At trial, Pawluck's lawyer argued that posting a photo of graffiti on an Instagram account with 81 followers could not possibly constitute criminal harassment and that her her client lacked the criminal intent necessary to find her guilty of the offense.


Provincial Court judge Marie-Josée Di Lallo obviously did not buy it and instead found Pawluck guilty as charged, ruling that Lafrenière had reasonable grounds to feel threatened by the photo, the Montreal Gazette reported.

In her judgement, Di Lallo added that she had trouble believing that somebody as involved in the 2012 student protests—Pawluck had been arrested on three different occasions during protests—would not know who Lafrenière was, as she claimed.

During the trial, Cmdt. Lafrenière had testified that the photo had made him fear for his well-being and frightened his family to the point that his wife had to take time off work.

"I'd never been threatened like that, even when working on organized crime cases," he told the Court during the trial.

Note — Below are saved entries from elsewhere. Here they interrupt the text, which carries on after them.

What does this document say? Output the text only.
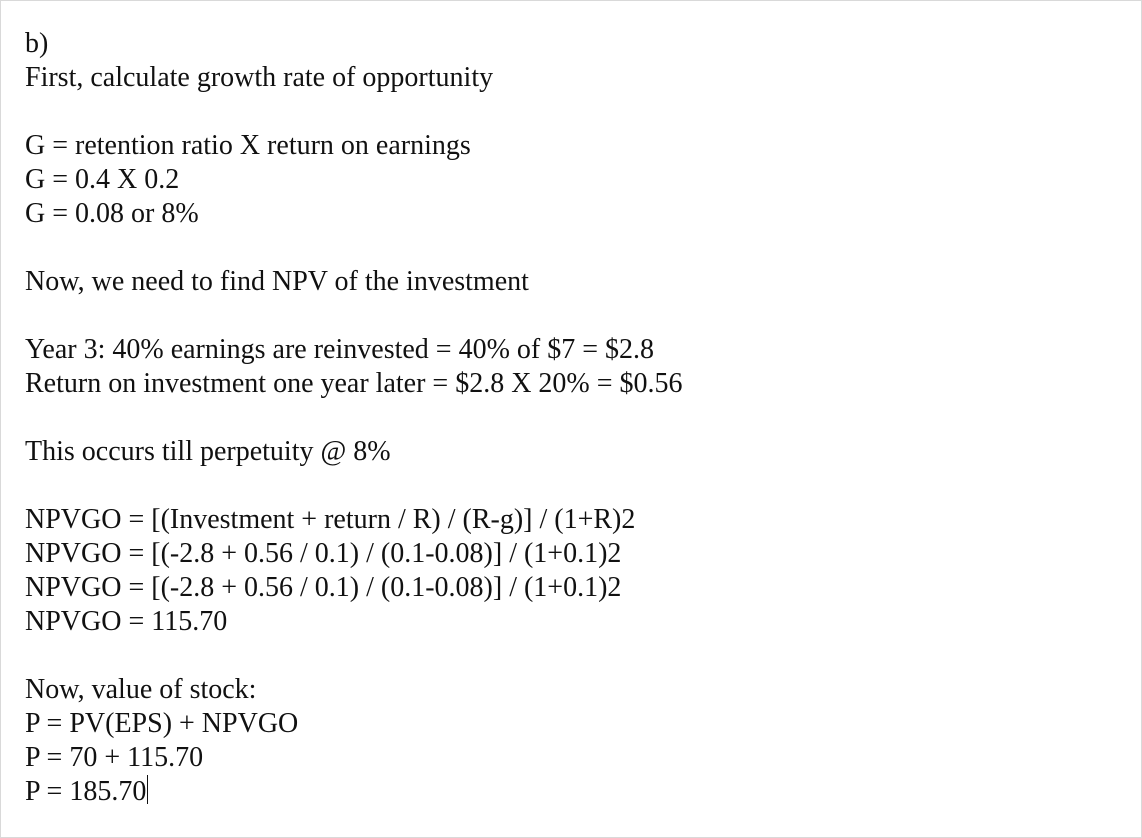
b)
First, calculate growth rate of opportunity
G = retention ratio X return on earnings
G = 0.4 X 0.2
G = 0.08 or 8%
Now, we need to find NPV of the investment
Year 3: 40% earnings are reinvested = 40% of $7 = $2.8
Return on investment one year later = $2.8 X 20% = $0.56
This occurs till perpetuity @ 8%
NPVGO = [(Investment + return / R) / (R-g)] / (1+R)2
NPVGO = [(-2.8 + 0.56 / 0.1) / (0.1-0.08)] / (1+0.1)2
NPVGO = [(-2.8 + 0.56 / 0.1) / (0.1-0.08)] / (1+0.1)2
NPVGO = 115.70
Now, value of stock:
P = PV(EPS) + NPVGO
P = 70 + 115.70
P = 185.70
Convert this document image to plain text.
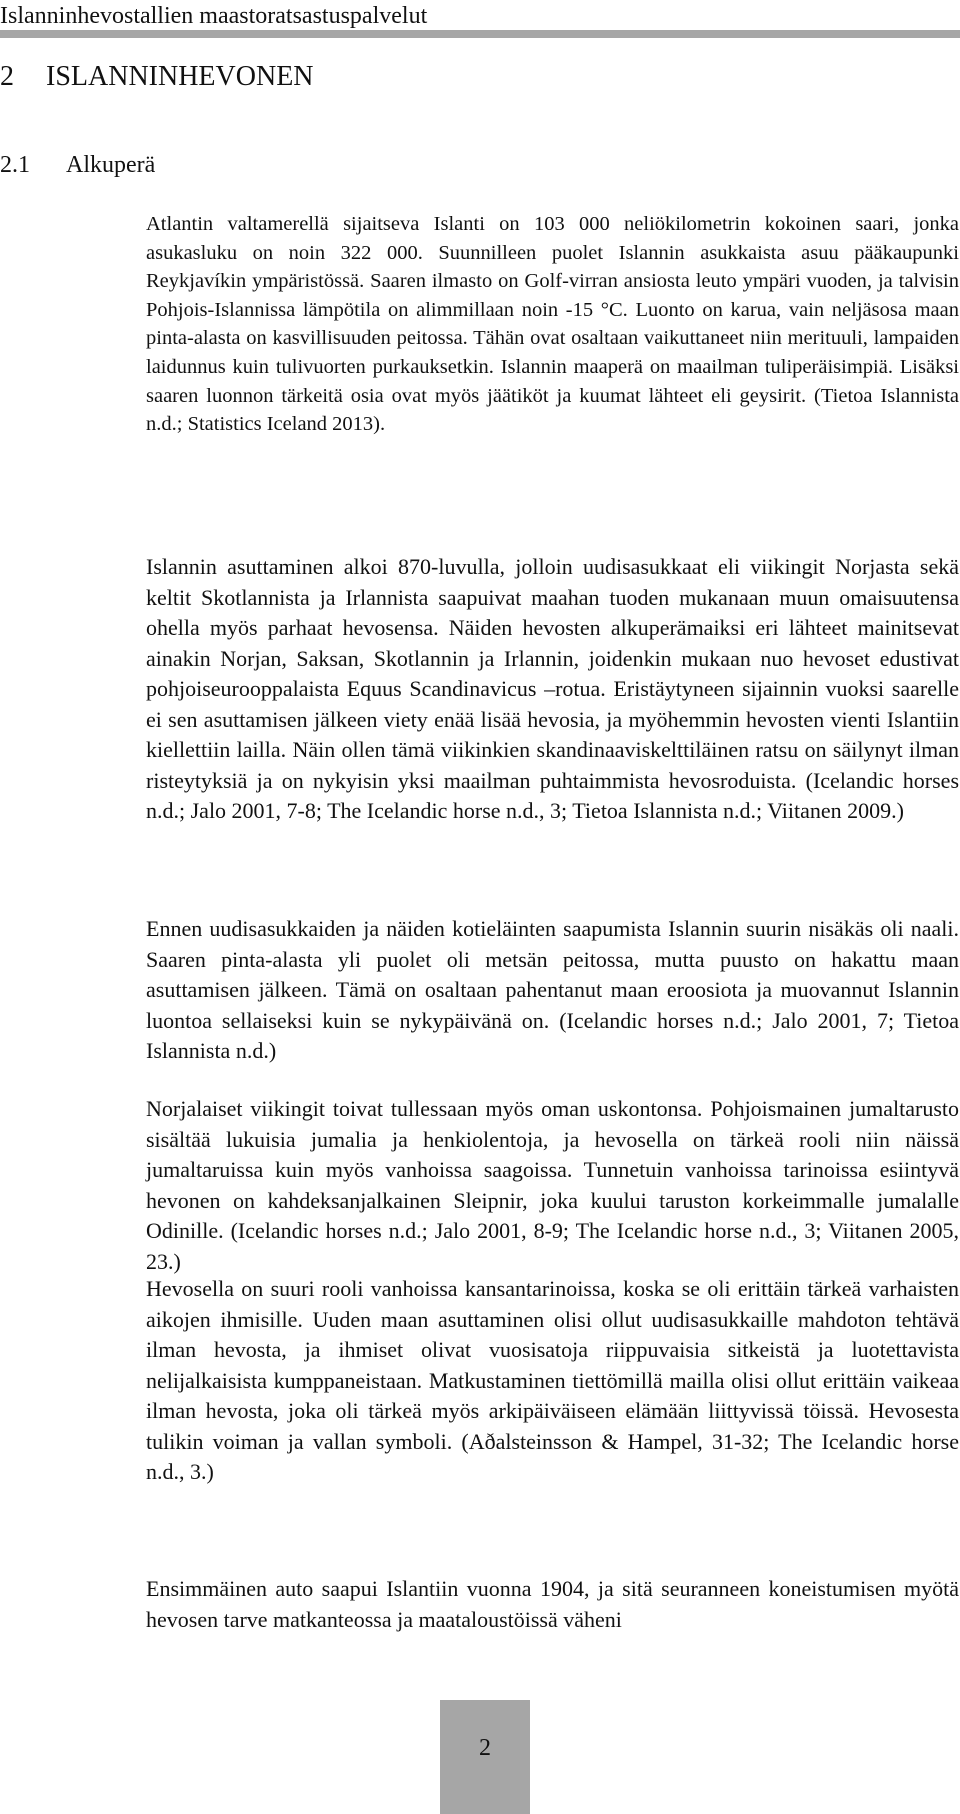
Islanninhevostallien maastoratsastuspalvelut
2 ISLANNINHEVONEN
2.1 Alkuperä

Atlantin valtamerellä sijaitseva Islanti on 103 000 neliökilometrin kokoinen saari, jonka asukasluku on noin 322 000. Suunnilleen puolet Islannin asukkaista asuu pääkaupunki Reykjavíkin ympäristössä. Saaren ilmasto on Golf-virran ansiosta leuto ympäri vuoden, ja talvisin Pohjois-Islannissa lämpötila on alimmillaan noin -15 °C. Luonto on karua, vain neljäsosa maan pinta-alasta on kasvillisuuden peitossa. Tähän ovat osaltaan vaikuttaneet niin merituuli, lampaiden laidunnus kuin tulivuorten purkauksetkin. Islannin maaperä on maailman tuliperäisimpiä. Lisäksi saaren luonnon tärkeitä osia ovat myös jäätiköt ja kuumat lähteet eli geysirit. (Tietoa Islannista n.d.; Statistics Iceland 2013).

Islannin asuttaminen alkoi 870-luvulla, jolloin uudisasukkaat eli viikingit Norjasta sekä keltit Skotlannista ja Irlannista saapuivat maahan tuoden mukanaan muun omaisuutensa ohella myös parhaat hevosensa. Näiden hevosten alkuperämaiksi eri lähteet mainitsevat ainakin Norjan, Saksan, Skotlannin ja Irlannin, joidenkin mukaan nuo hevoset edustivat pohjoiseurooppalaista Equus Scandinavicus –rotua. Eristäytyneen sijainnin vuoksi saarelle ei sen asuttamisen jälkeen viety enää lisää hevosia, ja myöhemmin hevosten vienti Islantiin kiellettiin lailla. Näin ollen tämä viikinkien skandinaaviskelttiläinen ratsu on säilynyt ilman risteytyksiä ja on nykyisin yksi maailman puhtaimmista hevosroduista. (Icelandic horses n.d.; Jalo 2001, 7-8; The Icelandic horse n.d., 3; Tietoa Islannista n.d.; Viitanen 2009.)

Ennen uudisasukkaiden ja näiden kotieläinten saapumista Islannin suurin nisäkäs oli naali. Saaren pinta-alasta yli puolet oli metsän peitossa, mutta puusto on hakattu maan asuttamisen jälkeen. Tämä on osaltaan pahentanut maan eroosiota ja muovannut Islannin luontoa sellaiseksi kuin se nykypäivänä on. (Icelandic horses n.d.; Jalo 2001, 7; Tietoa Islannista n.d.)

Norjalaiset viikingit toivat tullessaan myös oman uskontonsa. Pohjoismainen jumaltarusto sisältää lukuisia jumalia ja henkiolentoja, ja hevosella on tärkeä rooli niin näissä jumaltaruissa kuin myös vanhoissa saagoissa. Tunnetuin vanhoissa tarinoissa esiintyvä hevonen on kahdeksanjalkainen Sleipnir, joka kuului taruston korkeimmalle jumalalle Odinille. (Icelandic horses n.d.; Jalo 2001, 8-9; The Icelandic horse n.d., 3; Viitanen 2005, 23.)

Hevosella on suuri rooli vanhoissa kansantarinoissa, koska se oli erittäin tärkeä varhaisten aikojen ihmisille. Uuden maan asuttaminen olisi ollut uudisasukkaille mahdoton tehtävä ilman hevosta, ja ihmiset olivat vuosisatoja riippuvaisia sitkeistä ja luotettavista nelijalkaisista kumppaneistaan. Matkustaminen tiettömillä mailla olisi ollut erittäin vaikeaa ilman hevosta, joka oli tärkeä myös arkipäiväiseen elämään liittyvissä töissä. Hevosesta tulikin voiman ja vallan symboli. (Aðalsteinsson & Hampel, 31-32; The Icelandic horse n.d., 3.)

Ensimmäinen auto saapui Islantiin vuonna 1904, ja sitä seuranneen koneistumisen myötä hevosen tarve matkanteossa ja maataloustöissä väheni

2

The Pawluck case may not have occupied that place for very long though, because within days, Quebec's provincial police, working in concert with the ATF and authorities in Birmingham, Alabama, uncovered a online plot to kill Cmdt. Lafrenière. When the two men involved in the plot were arrested, they were in possession of an AK-47 and planning to sell 200 silencers to undercover agents.

VICE spoke with Lafrenière, who said he would not be commenting on the case until after sentencing arguments are heard on May 14 in the Pawluck case—the day before a court appearance in the AK-47 case.